The Surface Laptop has a new design with thinner bezels and a haptic touchpad, and comes in either a 13.8-inch display, or a 15-inch display, both with 120Hz refresh rates. Microsoft says this machine gets up to 20 hours of local video playback (not streaming, mind you) on the 13.8-inch, and 22 hours on the 15.8-inch, and supports Wi-Fi 7. As its name implies, this is a laptop, so while it has a touchscreen, it's not detachable. It's available for pre-order now, and starts at $999.99 (13.8-inch) and $1,299.99 (15-inch). If you want the Snapdragon X Elite on the 13.8-inch, that'll increase the price to $1,399.99, making it $100 more than the 15-inch that comes with the Elite already.

If you're looking for a machine with a detachable tablet, that's the Surface Pro. The latest 2-in-1 Surface comes in an optional 13-inch OLED configuration, with an ultrawide camera, two USB-4 ports, Wi-Fi 7, and support for outputting to up to three external 4K displays. Notably, you can actually replace many of the parts of the Surface Pro, including the motherboard, battery, and cameras. (What year is this?) Finally, the new Surface Flex Keyboard actually works while detached, so you don't need to physically connect it to the display in order to type.

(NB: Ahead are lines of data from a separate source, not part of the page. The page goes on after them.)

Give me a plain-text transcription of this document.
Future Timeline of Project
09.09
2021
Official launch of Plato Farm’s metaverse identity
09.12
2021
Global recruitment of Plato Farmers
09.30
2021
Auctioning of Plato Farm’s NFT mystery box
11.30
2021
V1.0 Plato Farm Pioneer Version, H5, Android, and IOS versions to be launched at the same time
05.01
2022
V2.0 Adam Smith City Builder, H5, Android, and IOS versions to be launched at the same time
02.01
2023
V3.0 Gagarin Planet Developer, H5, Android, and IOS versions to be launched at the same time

Pre-order the new Surface devices here:


Shots fired in advance of WWDC

This is a fascinating time for the personal computing market. While Microsoft has always brought together different OEMs under the same PC umbrella, they're now talking about these different machines as if they're all one family, the same way Apple always has. Microsoft didn't say the new Surfaces outperformed the MacBook; rather, they said the Copilot+ PCs as a whole do. They're standardizing the hardware and the software for this moment, to market their machines as the best on the market for power, efficiency, and AI.

Of course, as with every new tech announcement, we won't really know how these machines hold up until reviewers start testing them in unbiased environments. Plus, next month, we should see a slew of new AI announcements from Apple at WWDC, so the situation is going to change fast. Buckle up, people.